On December 28, 2006 I wrote...
"As we conclude 2006 and head into the new year it is my conviction that the phrase 'social media' is moot....In 2006 all media went social. Pretty much every newspaper, TV network and publication has wholeheartedly embraced these technologies."
I followed this up a month later by saying...
"With the democratization of media we've come to rely on a bunch of terms that are now completely unnecessary. These include "social media"... Do any of these matter any more? ... The reason is it's ALL media. The lexicon will hopefully change."
Flash forward 15 months and I was beginning to give up. However, finally, people seem to me coming around to this idea, which is hardly new. Eric Schonfeld, a former journalist and now TechCrunch blogger (we need a white paper to describe "the difference"), writes...
"Some people question whether TechCrunch is even a blog anymore rather than a professional media site. But that distinction is becoming increasingly meaningless. The truth is that we are both."
Amen! So true. Tons of journalists are pulling double duty as bloggers. So, now can we kill the phrase "social media?" It's irrelevant. Another moot phrase is "the social web." The web has always been social because that's how people operate - as Chris Brogan notes. It's just that the Internet can scale such social connections more than the offline world ever could.

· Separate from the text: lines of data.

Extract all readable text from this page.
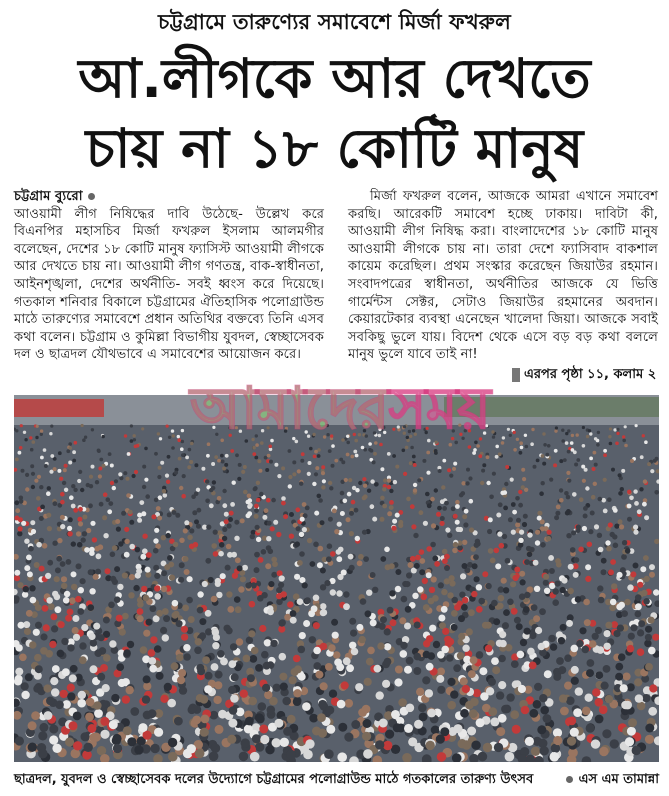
চট্টগ্রামে তারুণ্যের সমাবেশে মির্জা ফখরুল
আ.লীগকে আর দেখতে
চায় না ১৮ কোটি মানুষ
চট্টগ্রাম ব্যুরো
আওয়ামী লীগ নিষিদ্ধের দাবি উঠেছে- উল্লেখ করে বিএনপির মহাসচিব মির্জা ফখরুল ইসলাম আলমগীর বলেছেন, দেশের ১৮ কোটি মানুষ ফ্যাসিস্ট আওয়ামী লীগকে আর দেখতে চায় না। আওয়ামী লীগ গণতন্ত্র, বাক-স্বাধীনতা, আইনশৃঙ্খলা, দেশের অর্থনীতি- সবই ধ্বংস করে দিয়েছে। গতকাল শনিবার বিকালে চট্টগ্রামের ঐতিহাসিক পলোগ্রাউন্ড মাঠে তারুণ্যের সমাবেশে প্রধান অতিথির বক্তব্যে তিনি এসব কথা বলেন। চট্টগ্রাম ও কুমিল্লা বিভাগীয় যুবদল, স্বেচ্ছাসেবক দল ও ছাত্রদল যৌথভাবে এ সমাবেশের আয়োজন করে।
মির্জা ফখরুল বলেন, আজকে আমরা এখানে সমাবেশ করছি। আরেকটি সমাবেশ হচ্ছে ঢাকায়। দাবিটা কী, আওয়ামী লীগ নিষিদ্ধ করা। বাংলাদেশের ১৮ কোটি মানুষ আওয়ামী লীগকে চায় না। তারা দেশে ফ্যাসিবাদ বাকশাল কায়েম করেছিল। প্রথম সংস্কার করেছেন জিয়াউর রহমান। সংবাদপত্রের স্বাধীনতা, অর্থনীতির আজকে যে ভিত্তি গার্মেন্টস সেক্টর, সেটাও জিয়াউর রহমানের অবদান। কেয়ারটেকার ব্যবস্থা এনেছেন খালেদা জিয়া। আজকে সবাই সবকিছু ভুলে যায়। বিদেশ থেকে এসে বড় বড় কথা বললে মানুষ ভুলে যাবে তাই না!
এরপর পৃষ্ঠা ১১, কলাম ২
আমাদেরসময়
ছাত্রদল, যুবদল ও স্বেচ্ছাসেবক দলের উদ্যোগে চট্টগ্রামের পলোগ্রাউন্ড মাঠে গতকালের তারুণ্য উৎসব	এস এম তামান্না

Alas, there are no more boundaries any more between such "species." On the Internet, a cat is a dog is a Snuffleupagus. It's all inbred. All media is social and all social is media. End of story. Whether content is created by the Pros or the Joes it all has influence, even if it's small.
Follks, it's time for all of us, especially "The Joes," to give ourselves the self-respect we deserve by calling all of this work "media." Otherwise, by continuing to propagate the term "social media" we're just reserving our seat at the kids table for our little cut up pieces of chicken. it's time to feast on drumsticks like the adults do. Google doesn't delineate. So why should we?